A Dangerous Wildfire Forced Thousands Of People To Flee Lake Tahoe, And Firefighters Are Blaming Climate Change

"What seemed exceedingly unlikely a few weeks ago is happening," UCLA climate scientist Daniel Swain said.

A California wildfire that would once have been considered unprecedented has yet again laid bare the havoc wreaked by climate change, this time threatening the idyllic Lake Tahoe.

Aided by high winds, the Caldor fire, which has burned about 191,000 acres as of Tuesday morning and destroyed more than 650 structures, crossed over the Sierra Nevada mountain range, putting much of the South Lake Tahoe Basin under an evacuation warning. Cal Fire Chief Thom Porter said the blaze grew by more than 20,000 acres Sunday alone — the largest growth seen in the inferno since it began Aug. 14. Overnight, the fire burned through the Sierra-at-Tahoe ski resort, where workers used snowmaker machines to stave off the flames.

By Monday morning, the entire city of South Lake Tahoe and people living in areas along the south and southwestern shore from Tahoma to the Nevada border were ordered to leave their homes immediately. With the roads to the west, north, and south closed due to the fire, evacuees streamed east into Nevada, getting stuck in bumper-to-bumper traffic as hot spots emerged in the slopes above.

Hours later, after the gridlock had cleared, spot fires continued to burn near the Kirkwood ski resort to the south and in Meyers, a town just a few miles outside of South Lake Tahoe, further north, showing the risk that the fire could continue to spread into communities. Fire officials took a moment to lay out in clear terms that while it seemed unlikely weeks ago that the blaze would dip into the basin that so many Californians hold dear, this is the new normal.

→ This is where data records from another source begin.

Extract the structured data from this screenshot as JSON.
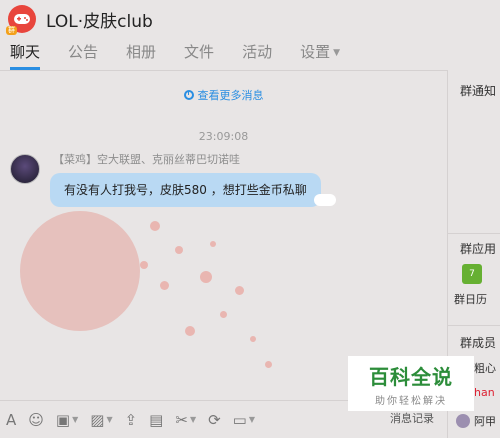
{
  "window": {
    "title": "LOL·皮肤club",
    "avatar_tag": "群"
  },
  "tabs": [
    {
      "label": "聊天",
      "active": true
    },
    {
      "label": "公告"
    },
    {
      "label": "相册"
    },
    {
      "label": "文件"
    },
    {
      "label": "活动"
    },
    {
      "label": "设置"
    }
  ],
  "chat": {
    "more_messages": "查看更多消息",
    "timestamp": "23:09:08",
    "message": {
      "sender": "【菜鸡】空大联盟、克丽丝蒂巴切诺哇",
      "text": "有没有人打我号，皮肤580 ，想打些金币私聊"
    }
  },
  "toolbar": {
    "history": "消息记录",
    "icons": [
      "font-icon",
      "emoji-icon",
      "gift-card-icon",
      "image-icon",
      "upload-icon",
      "gift-icon",
      "scissors-icon",
      "shake-icon",
      "screen-icon"
    ]
  },
  "sidebar": {
    "notice_title": "群通知",
    "apps_title": "群应用",
    "calendar_label": "群日历",
    "calendar_day": "7",
    "members_title": "群成员",
    "members": [
      "粗心",
      "han",
      "阿甲"
    ]
  },
  "watermark": {
    "main": "百科全说",
    "sub": "助你轻松解决"
  },
  "colors": {
    "accent": "#2a8ee2",
    "bubble": "#b9d9f3",
    "calendar": "#66b032"
  }
}
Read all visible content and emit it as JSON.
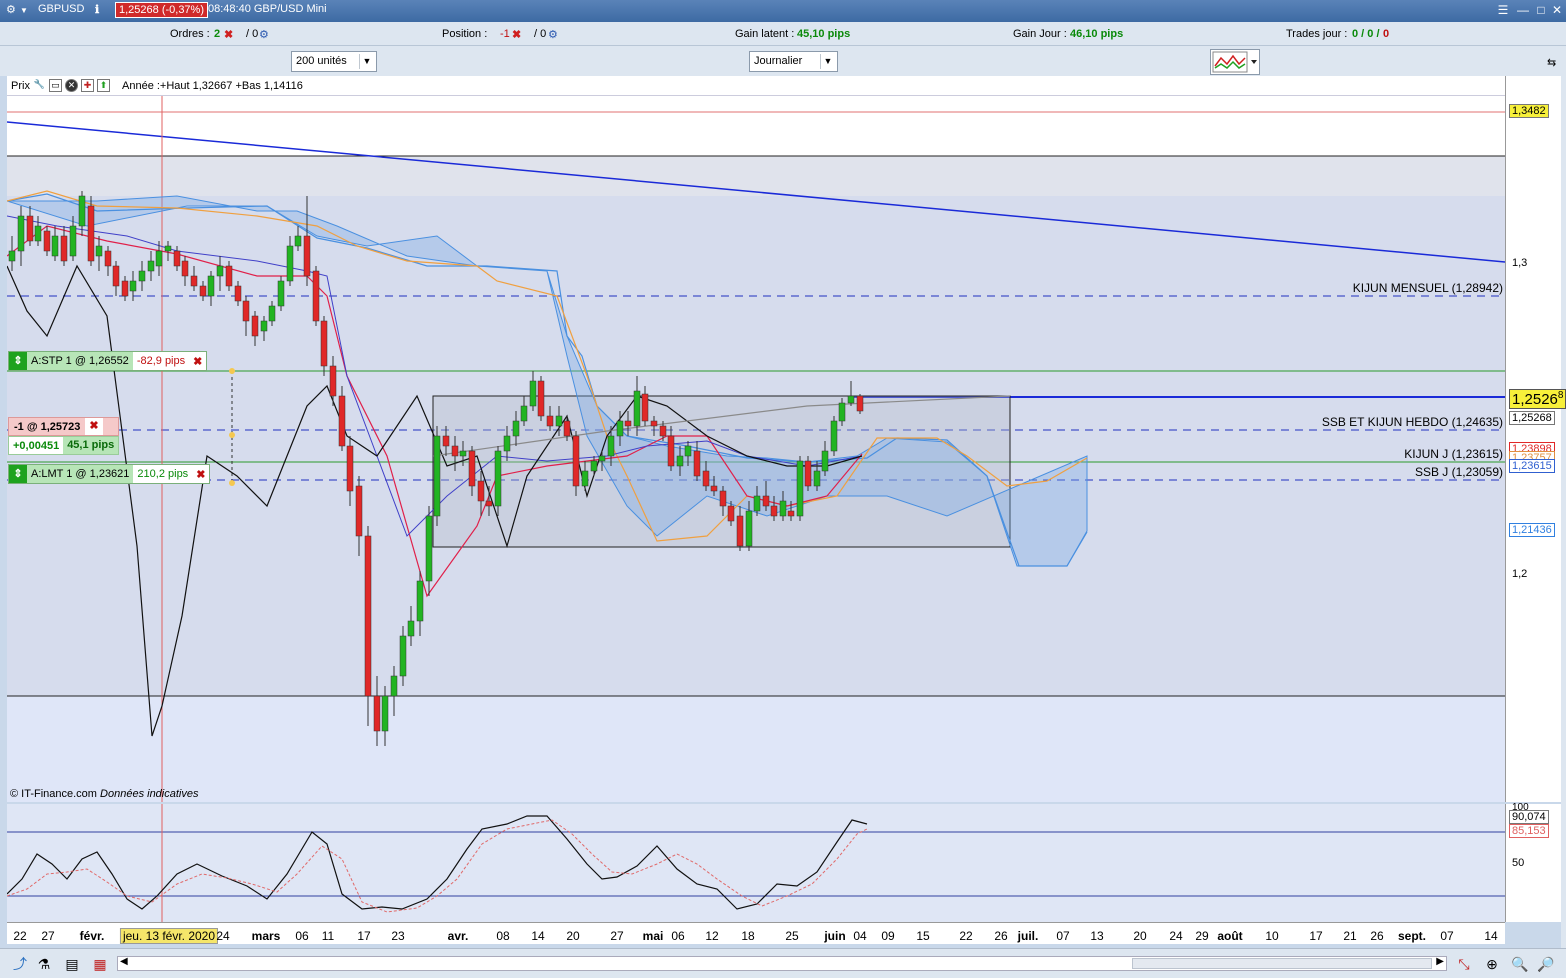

"Historically, we’ve used the terms such as anomaly, unprecedented, or extreme to describe the wildfires that we have seen burn throughout the state over the past 10 to 20 years," Cal Fire's Chris Anthony said during a press briefing. "These terms are no longer appropriate given the clear trends associated with drought, a changing climate, and unresilient forest stands. Unfortunately, these factors contribute to the resistance to control that we’re seeing with the Caldor fire."

Before now, California had never seen fires burn from one side of the Sierras to the other, said Porter, the Cal Fire chief. Then, just two weeks ago, the Dixie fire, which has burned more than 770,000 acres and is currently the state's second-largest blaze on record, crossed the mountains. Now, with the Caldor fire moving down the mountains toward South Lake Tahoe, it's happened again.

"Two times in our history and they’re both happening this month," Porter said during a briefing Monday. "We need to be really cognizant that there is fire activity happening in California that we have never seen before."

The Caldor fire, which broke out near now-leveled town of Grizzly Flats about 80 miles east of Sacramento, had been approaching the Tahoe area for days. Locals and officials had hoped the Desolation Wilderness area with its mountainous landscape and bare granite would stop the inferno from encroaching on the highly populated — and more densely vegetated — valley below. But strong winds helped push flames over the summit and carry embers over the rocky terrain and down into the basin.

By Monday evening, the fire had made its way into the Christmas Valley and Meyers area, just a few miles south of the city of South Lake Tahoe. No structures there were damaged yet, fire officials said.

"What seemed exceedingly unlikely a few weeks ago is happening," Daniel Swain, a climate scientist at UCLA and the Nature Conservancy, told BuzzFeed News.

Wildfires are inextricably linked to human-induced climate change. The planet has already warmed 2.1 degrees Fahrenheit since 1880, according to NASA, and that’s making disasters worse. In 2020, wildfires burned more than 10 million acres, including over 4.2 million acres in California — the state's largest fire season on record.

Swain said that shifts in climate have allowed fires to "elude control" even in more moderate weather conditions and spread faster "by virtue of how dry the underlying vegetation is."

A red flag warning is in effect for the northern Sierras through 11 p.m. Wednesday, with southwesterly winds forecast to reach 20 to 35 mph. On Monday, the US Forest Service announced that it would close all 20 million acres of national forests in the state through Sept. 17 because of the "wildfire crisis."

While it was difficult for officials to predict how the fire might progress as the dangerous conditions persist, Anthony said local, state, and federal agencies have spent years — and millions of dollars — preparing for this scenario. He added they would do everything they could to protect the communities in the Tahoe basin, an area that he said many, including himself, consider "a natural wonder of the world."

"These are no doubt trying times but we will get through them together," he said.